On Friday’s Hugh Hewitt Show, the Governor discussed his early years, when he briefly was incubated into Pittsburgh Steeler fandom.
“Well, Hugh, there are baby pictures of me, unfortunately for you, because I know your allegiance, in Pittsburgh Steeler regalia. You remember, I was born in ’78. That was the heyday of the 1970s Steelers dynasty. So that was kind of what my father set me up as,” DeSantis said.
The Steeler fandom ultimately didn’t take though.
“Now, truth be told, I grew up in the Tampa Bay area. And I became a long-suffering Bucs fan at a very young age when they were in the orange uniforms and they would lose pretty much every year with losing seasons. And we were able to follow them through winning a Super Bowl 20 years ago, and then of course with Tom Brady coming. So I’m a Bucs fan. That’s just what ended up happening.”
DeSantis has made note of his Rust Belt roots more of late, including during a trip to Ohio last month.
The Governor, addressing the Butler County Republican Party’s Lincoln Day Dinner, said Thursday that he represented so-called “Ohio values.”
“I can stand here representing Ohio values because the two most important women in my life (are from Ohio),” DeSantis said. “My mother is from Youngstown, and my wife is from Troy, and so my family reflects your family.”
One quote from his book, “The Courage to Be Free,” has gotten renewed exposure of late.

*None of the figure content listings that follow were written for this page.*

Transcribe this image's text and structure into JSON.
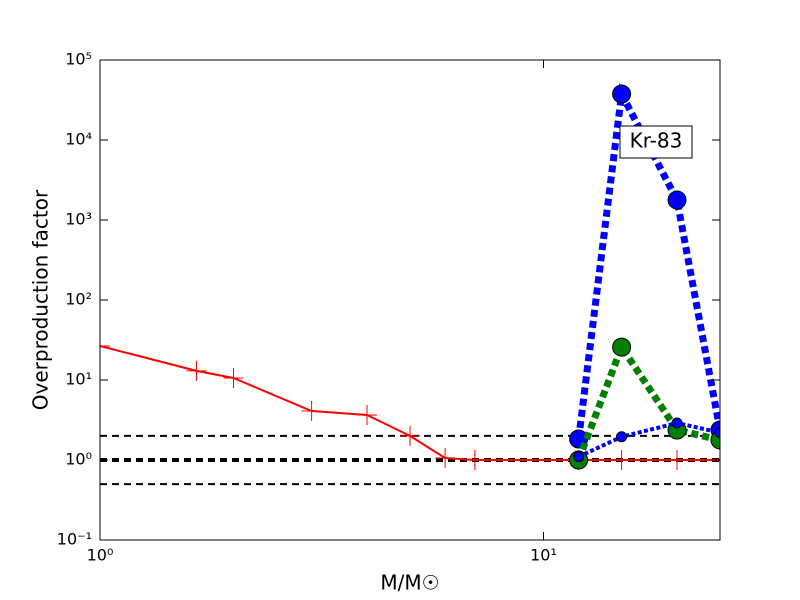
{
  "chart_data": {
    "type": "line",
    "xlabel": "M/M☉",
    "ylabel": "Overproduction factor",
    "annotation": "Kr-83",
    "xscale": "log",
    "yscale": "log",
    "xlim": [
      1,
      25
    ],
    "ylim": [
      0.1,
      100000
    ],
    "xticks": [
      {
        "value": 1,
        "label": "10⁰"
      },
      {
        "value": 10,
        "label": "10¹"
      }
    ],
    "yticks": [
      {
        "value": 0.1,
        "label": "10⁻¹"
      },
      {
        "value": 1,
        "label": "10⁰"
      },
      {
        "value": 10,
        "label": "10¹"
      },
      {
        "value": 100,
        "label": "10²"
      },
      {
        "value": 1000,
        "label": "10³"
      },
      {
        "value": 10000,
        "label": "10⁴"
      },
      {
        "value": 100000,
        "label": "10⁵"
      }
    ],
    "hlines": [
      {
        "y": 2,
        "color": "#000000",
        "width": 2
      },
      {
        "y": 1,
        "color": "#000000",
        "width": 4
      },
      {
        "y": 0.5,
        "color": "#000000",
        "width": 2
      }
    ],
    "series": [
      {
        "color": "#ff0000",
        "linestyle": "solid",
        "linewidth": 2,
        "marker": "plus",
        "markersize": 10,
        "x": [
          1,
          1.65,
          2,
          3,
          4,
          5,
          6,
          7,
          12,
          15,
          20,
          25
        ],
        "values": [
          26.6,
          13,
          10.6,
          4.1,
          3.65,
          2.0,
          1.06,
          1.0,
          1.0,
          1.0,
          1.0,
          1.0
        ]
      },
      {
        "color": "#0000ff",
        "linestyle": "dotted",
        "linewidth": 7,
        "marker": "circle",
        "markersize": 9,
        "x": [
          12,
          15,
          20,
          25
        ],
        "values": [
          1.83,
          37600,
          1780,
          2.37
        ]
      },
      {
        "color": "#008000",
        "linestyle": "dotted",
        "linewidth": 7,
        "marker": "circle",
        "markersize": 9,
        "x": [
          12,
          15,
          20,
          25
        ],
        "values": [
          1.0,
          25.8,
          2.37,
          1.78
        ]
      },
      {
        "color": "#0000ff",
        "linestyle": "dotted",
        "linewidth": 4,
        "marker": "circle",
        "markersize": 5,
        "x": [
          12,
          15,
          20,
          25
        ],
        "values": [
          1.1,
          1.95,
          2.9,
          2.2
        ]
      }
    ]
  }
}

“I was geographically raised in Tampa Bay,” DeSantis writes, “but culturally my upbringing reflected the working-class communities in western Pennsylvania and northeast Ohio — from weekly church attendance to the expectation that one would earn his keep. This made me God-fearing, hard-working and America-loving.”
During a recent appearance touting the book with the Fox News Channel’s Mark Levin, DeSantis explained how the region’s values formed him and buoyed his innate sense of conservatism.
“My father’s from western Pennsylvania, my mother’s from Northeastern Ohio. So that is, like, steel country. That is like blue-collar, salt-of-the-earth and, as you know Mark, Florida’s very eclectic. People kind of come from all over, we do have a culture and so I grew up in that culture, but really it was kind of those Rust Belt values that raised me.”